Inchiostri 65. Il grido del centauro

di Antonio Devicienti

«Nella freccia sta il grido del centauro. / Io la scoccai lontano verso la realtà» da Per diverse ragioni (Passigli Editori, Bagno a Ripoli 2017, p. 54).

È forse nel dislocare noi stessi senso e ragione: non la natura umana e animale del centauro significano e dicono, ma la sua freccia scagliata (scagliata parola), quello che, allontanandosi e allontanatosi, nega la staticità e l’immutabilità le quali, invece, sono sterili e già defunte.

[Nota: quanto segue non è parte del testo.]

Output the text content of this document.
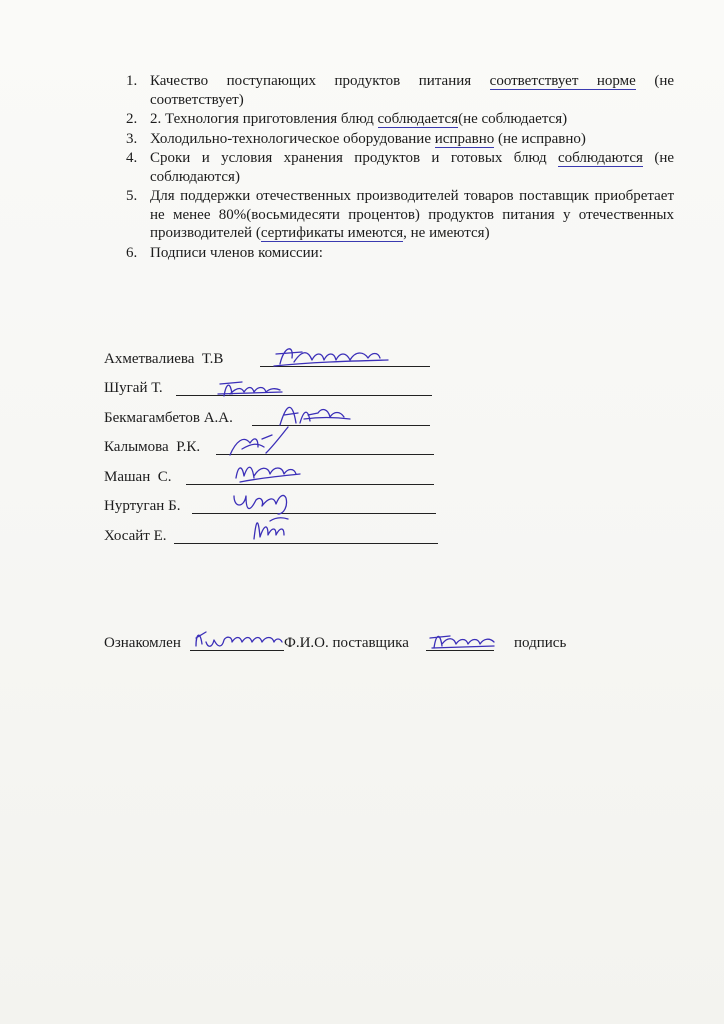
1. Качество поступающих продуктов питания соответствует норме (не соответствует)
2. 2. Технология приготовления блюд соблюдается(не соблюдается)
3. Холодильно-технологическое оборудование исправно (не исправно)
4. Сроки и условия хранения продуктов и готовых блюд соблюдаются (не соблюдаются)
5. Для поддержки отечественных производителей товаров поставщик приобретает не менее 80%(восьмидесяти процентов) продуктов питания у отечественных производителей (сертификаты имеются, не имеются)
6. Подписи членов комиссии:
Ахметвалиева  Т.В
Шугай Т.
Бекмагамбетов А.А.
Калымова  Р.К.
Машан  С.
Нуртуган Б.
Хосайт Е.
Ознакомлен	Ф.И.О. поставщика	подпись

E il grido-parola raggiunge la realtà, la lontananza sottesa allo scoccare del dardo dà significato e senso a una condizione che, necessariamente, guarda alla realtà da una distanza per raggiungerla, penetrarla, tentare di dirla.

C’è anche qualcosa di violento in questo scagliare il proprio grido (ma violenza e consumazione sono peculiari della dimensione in cui siamo venuti a essere, la nostra sopravvivenza si nutre per prima di uccisioni, smembramenti, masticazioni) – e, contemporaneamente, è questo il grido reiterato e alto, riaffermazione di vita-in-morte e di morte-in-vita che Hélène Cixous insegue, per esempio, in Ayaï! Le cri de la littérature (éditions Galilée, Paris 2013) – «On m’arrache le cri! Qui m’arrache le cri? Je le reprends!

Ensuite on écrit : on traduit dans l’ultrasilence de l’écriture les cris aigus et brefs de la réalité. La littérature c’est pour hurler longtemps, pousser les cris jusqu’à la musique. Le droit à la littérature ou le droit aux cris que la réalité et la communauté nous interdisent» (p. 53).